According to a statement released by the Interior Ministry of Kurdistan Regional Government, several rockets were fired from south of Erbil at the Erbil International Airport on Monday night at 9:30.
It was reported that the three rockets hit outside Erbil airport, near US troops, making it the deadliest attack on the US-led coalition in Iraq in a year. Kurdish security source say that the Iran-backed Popular Mobilization Army (Hashd al-Shaabi) militias were behind the attack, which was launched from the south of Erbil.
U.S. Secretary of State Antony Blinken said late Monday the United States was "outraged" by the attack. In a statement, Blinken said he had reached out to Kurdistan Regional Government Prime Minister Masrour Barzani "to discuss the incident and to pledge our support for all efforts to investigate and hold accountable those responsible." But the statement did not say who might be responsible or issue a warning against further attacks.
US State Department spokesman Ned Price tweeted Blinken’s statement saying, “Iraqis should be able live safe and secure lives without fear of attacks or threats,” but he also sidestepped the question that the target of the attack was a US coalition base and this was not a random attack against civilians.
Iran-backed groups have claimed a series of rocket and roadside bomb attacks against coalition forces in the past year, including contractors working for the coalition and US installations including the embassy in Baghdad in recent months.
This action is widely seen as the Islamic Republic's test of the Biden administration as it considers how to approach Iran on the issue of its nuclear program and its aggressive regional activities.

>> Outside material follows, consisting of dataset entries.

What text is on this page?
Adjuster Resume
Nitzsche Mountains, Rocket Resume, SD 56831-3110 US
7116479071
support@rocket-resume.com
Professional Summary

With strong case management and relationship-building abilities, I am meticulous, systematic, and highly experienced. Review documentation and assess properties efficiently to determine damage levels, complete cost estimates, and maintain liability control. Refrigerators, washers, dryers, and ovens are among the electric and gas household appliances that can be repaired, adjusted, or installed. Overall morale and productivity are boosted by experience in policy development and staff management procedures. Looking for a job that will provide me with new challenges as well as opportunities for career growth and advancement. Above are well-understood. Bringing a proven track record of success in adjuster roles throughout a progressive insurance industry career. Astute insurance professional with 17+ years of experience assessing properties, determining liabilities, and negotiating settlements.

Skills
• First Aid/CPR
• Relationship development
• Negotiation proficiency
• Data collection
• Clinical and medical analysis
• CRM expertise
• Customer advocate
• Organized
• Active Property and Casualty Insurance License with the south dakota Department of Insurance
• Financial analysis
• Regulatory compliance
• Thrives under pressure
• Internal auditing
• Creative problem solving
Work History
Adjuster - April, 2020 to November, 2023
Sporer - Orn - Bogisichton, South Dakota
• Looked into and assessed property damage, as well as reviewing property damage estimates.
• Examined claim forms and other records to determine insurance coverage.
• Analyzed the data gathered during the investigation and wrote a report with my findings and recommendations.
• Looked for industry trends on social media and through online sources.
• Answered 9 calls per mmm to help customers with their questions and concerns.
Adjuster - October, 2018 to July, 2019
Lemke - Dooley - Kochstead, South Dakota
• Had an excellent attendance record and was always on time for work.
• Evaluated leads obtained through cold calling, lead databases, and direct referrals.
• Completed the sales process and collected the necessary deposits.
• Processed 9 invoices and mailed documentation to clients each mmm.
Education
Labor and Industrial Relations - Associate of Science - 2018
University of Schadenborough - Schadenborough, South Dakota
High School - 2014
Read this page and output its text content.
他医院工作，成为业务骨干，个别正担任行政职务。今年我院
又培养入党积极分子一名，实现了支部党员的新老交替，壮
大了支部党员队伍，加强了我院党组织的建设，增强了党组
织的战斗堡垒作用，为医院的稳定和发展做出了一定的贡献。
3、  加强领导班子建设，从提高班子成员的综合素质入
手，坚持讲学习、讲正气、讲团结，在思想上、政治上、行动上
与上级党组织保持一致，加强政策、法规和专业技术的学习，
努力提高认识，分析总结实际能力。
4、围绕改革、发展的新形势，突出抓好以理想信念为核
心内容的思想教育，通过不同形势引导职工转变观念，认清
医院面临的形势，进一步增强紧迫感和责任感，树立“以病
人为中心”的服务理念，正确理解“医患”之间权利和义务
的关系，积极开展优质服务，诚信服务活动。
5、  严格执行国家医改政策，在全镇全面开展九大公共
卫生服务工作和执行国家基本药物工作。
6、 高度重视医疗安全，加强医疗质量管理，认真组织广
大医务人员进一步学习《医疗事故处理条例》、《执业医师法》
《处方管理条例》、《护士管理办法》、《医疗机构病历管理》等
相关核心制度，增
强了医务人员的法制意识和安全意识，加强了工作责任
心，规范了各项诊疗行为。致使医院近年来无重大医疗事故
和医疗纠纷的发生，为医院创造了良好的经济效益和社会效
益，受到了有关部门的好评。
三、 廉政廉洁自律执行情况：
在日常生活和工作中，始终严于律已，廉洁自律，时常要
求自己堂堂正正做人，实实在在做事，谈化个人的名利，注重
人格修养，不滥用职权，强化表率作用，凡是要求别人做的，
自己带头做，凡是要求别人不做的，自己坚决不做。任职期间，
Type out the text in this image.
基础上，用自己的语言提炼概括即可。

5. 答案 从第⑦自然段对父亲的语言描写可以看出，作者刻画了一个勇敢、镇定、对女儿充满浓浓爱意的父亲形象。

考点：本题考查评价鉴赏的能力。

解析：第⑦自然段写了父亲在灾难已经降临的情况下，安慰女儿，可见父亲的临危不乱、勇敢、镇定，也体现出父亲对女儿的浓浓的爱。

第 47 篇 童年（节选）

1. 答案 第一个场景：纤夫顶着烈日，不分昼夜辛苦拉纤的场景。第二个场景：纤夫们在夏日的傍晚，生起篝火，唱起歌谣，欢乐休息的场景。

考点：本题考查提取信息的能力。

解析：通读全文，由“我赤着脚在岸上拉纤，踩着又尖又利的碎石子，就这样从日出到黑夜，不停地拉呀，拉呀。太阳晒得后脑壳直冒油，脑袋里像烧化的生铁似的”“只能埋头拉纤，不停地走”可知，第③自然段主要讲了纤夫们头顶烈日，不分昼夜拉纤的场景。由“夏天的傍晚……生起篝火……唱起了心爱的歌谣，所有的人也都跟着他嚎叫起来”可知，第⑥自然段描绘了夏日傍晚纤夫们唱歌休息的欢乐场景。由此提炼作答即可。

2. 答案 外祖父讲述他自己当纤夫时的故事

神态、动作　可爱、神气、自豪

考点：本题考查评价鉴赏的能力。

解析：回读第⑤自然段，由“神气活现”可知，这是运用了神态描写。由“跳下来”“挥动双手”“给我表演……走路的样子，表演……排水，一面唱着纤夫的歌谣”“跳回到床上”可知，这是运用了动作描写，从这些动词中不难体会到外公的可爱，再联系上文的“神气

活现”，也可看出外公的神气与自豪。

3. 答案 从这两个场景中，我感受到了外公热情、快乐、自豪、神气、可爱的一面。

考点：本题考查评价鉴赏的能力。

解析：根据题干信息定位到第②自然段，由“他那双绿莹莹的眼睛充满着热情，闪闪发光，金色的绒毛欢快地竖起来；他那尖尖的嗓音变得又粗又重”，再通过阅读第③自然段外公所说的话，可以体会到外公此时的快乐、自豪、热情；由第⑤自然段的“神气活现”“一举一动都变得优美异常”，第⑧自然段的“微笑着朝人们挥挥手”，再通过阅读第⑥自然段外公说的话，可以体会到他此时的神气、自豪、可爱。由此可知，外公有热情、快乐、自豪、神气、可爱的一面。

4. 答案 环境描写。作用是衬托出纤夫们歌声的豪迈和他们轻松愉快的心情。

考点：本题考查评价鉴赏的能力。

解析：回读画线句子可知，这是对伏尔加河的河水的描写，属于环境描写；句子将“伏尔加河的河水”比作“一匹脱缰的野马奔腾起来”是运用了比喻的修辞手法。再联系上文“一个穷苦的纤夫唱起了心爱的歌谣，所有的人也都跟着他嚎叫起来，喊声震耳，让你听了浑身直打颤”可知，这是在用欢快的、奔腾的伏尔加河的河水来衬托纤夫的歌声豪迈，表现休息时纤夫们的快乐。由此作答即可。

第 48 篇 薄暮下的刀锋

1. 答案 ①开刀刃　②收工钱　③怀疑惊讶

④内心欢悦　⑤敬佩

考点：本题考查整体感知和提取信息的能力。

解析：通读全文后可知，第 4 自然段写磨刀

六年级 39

Iran has set February 21 as a deadline for the US to lift all Trump-era sanctions, or it has threatened to further accelerate it nuclear activities.
In January 2020, the leader of Hashd al-Shaabi, Abu Mahdi al-Muhandis was killed in the same US attack that killed the commander of Iran’s Qods (Quds) Force, Qasem Soleimani.
A little-known Shiite militant group calling itself the Guardians of Blood Brigade claimed responsibility for the attack. It claimed firing 24 rockets that avoided the airport's defenses, specifically naming an automatic machine gun known as a C-RAM that protects American installations in Iraq.
“The American occupation will not be safe from our strikes in any inch of the homeland, even in Kurdistan, where we promise we will carry out other qualitative operations,” the claim said, according to the SITE Intelligence Group.
Iran and its proxy forces in Iraq have been promising to drive US forces out of the country since the attack that killed Soleimani.